Research Paper#Plasma Physics, Uncertainty Quantification, Neural Networks🔬 ResearchAnalyzed: Jan 3, 2026 15:46
Tensor Neural Surrogates for Plasma Uncertainty Quantification
Published:Dec 30, 2025 13:07
•1 min read
•ArXiv
Analysis
This paper addresses the computationally expensive problem of uncertainty quantification (UQ) in plasma simulations, particularly focusing on the Vlasov-Poisson-Landau (VPL) system. The authors propose a novel approach using variance-reduced Monte Carlo methods coupled with tensor neural network surrogates to replace costly Landau collision term evaluations.

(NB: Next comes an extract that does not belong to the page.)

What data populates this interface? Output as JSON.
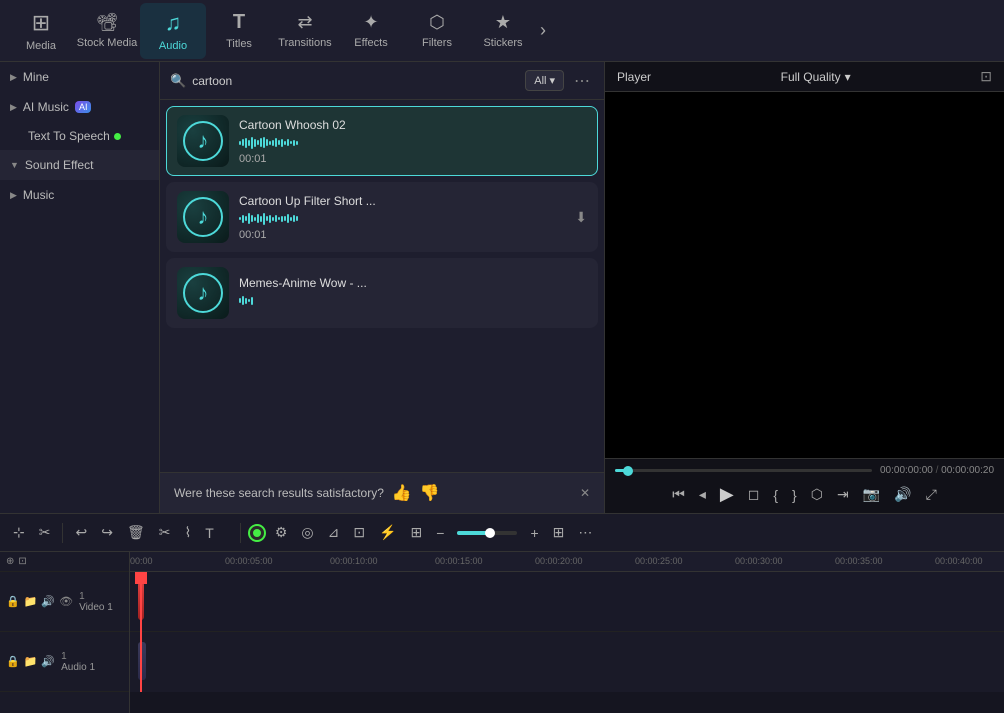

This is significant because it tackles the challenges of high-dimensional phase space, multiscale stiffness, and the computational cost associated with UQ in complex physical systems. The use of physics-informed neural networks and asymptotic-preserving designs further enhances the accuracy and efficiency of the method.
Key Takeaways
- •Proposes a variance-reduced Monte Carlo framework for uncertainty quantification in the Vlasov-Poisson-Landau (VPL) system.
- •Employs tensor neural network surrogates to replace costly Landau collision term evaluations.

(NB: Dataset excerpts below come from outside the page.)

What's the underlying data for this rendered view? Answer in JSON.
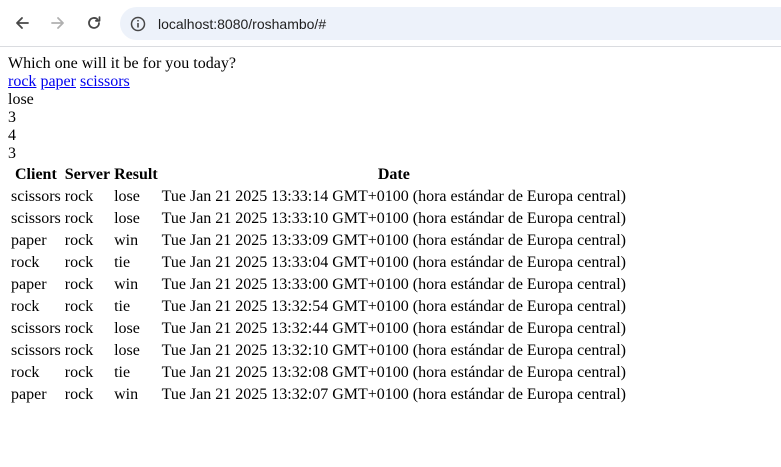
{
  "browser": {
    "url": "localhost:8080/roshambo/#",
    "colors": {
      "address_bg": "#edf2fa",
      "icon": "#474747"
    }
  },
  "page": {
    "prompt": "Which one will it be for you today?",
    "choices": [
      "rock",
      "paper",
      "scissors"
    ],
    "last_result": "lose",
    "counts": [
      "3",
      "4",
      "3"
    ]
  },
  "history": {
    "headers": [
      "Client",
      "Server",
      "Result",
      "Date"
    ],
    "rows": [
      [
        "scissors",
        "rock",
        "lose",
        "Tue Jan 21 2025 13:33:14 GMT+0100 (hora estándar de Europa central)"
      ],
      [
        "scissors",
        "rock",
        "lose",
        "Tue Jan 21 2025 13:33:10 GMT+0100 (hora estándar de Europa central)"
      ],
      [
        "paper",
        "rock",
        "win",
        "Tue Jan 21 2025 13:33:09 GMT+0100 (hora estándar de Europa central)"
      ],
      [
        "rock",
        "rock",
        "tie",
        "Tue Jan 21 2025 13:33:04 GMT+0100 (hora estándar de Europa central)"
      ],
      [
        "paper",
        "rock",
        "win",
        "Tue Jan 21 2025 13:33:00 GMT+0100 (hora estándar de Europa central)"
      ],
      [
        "rock",
        "rock",
        "tie",
        "Tue Jan 21 2025 13:32:54 GMT+0100 (hora estándar de Europa central)"
      ],
      [
        "scissors",
        "rock",
        "lose",
        "Tue Jan 21 2025 13:32:44 GMT+0100 (hora estándar de Europa central)"
      ],
      [
        "scissors",
        "rock",
        "lose",
        "Tue Jan 21 2025 13:32:10 GMT+0100 (hora estándar de Europa central)"
      ],
      [
        "rock",
        "rock",
        "tie",
        "Tue Jan 21 2025 13:32:08 GMT+0100 (hora estándar de Europa central)"
      ],
      [
        "paper",
        "rock",
        "win",
        "Tue Jan 21 2025 13:32:07 GMT+0100 (hora estándar de Europa central)"
      ]
    ]
  }
}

- •Utilizes physics-informed neural networks and asymptotic-preserving designs to improve accuracy and efficiency.
- •Demonstrates substantial variance reduction, accurate statistics, and lower wall-clock time in numerical experiments.
Reference
“The method couples a high-fidelity, asymptotic-preserving VPL solver with inexpensive, strongly correlated surrogates based on the Vlasov--Poisson--Fokker--Planck (VPFP) and Euler--Poisson (EP) equations.”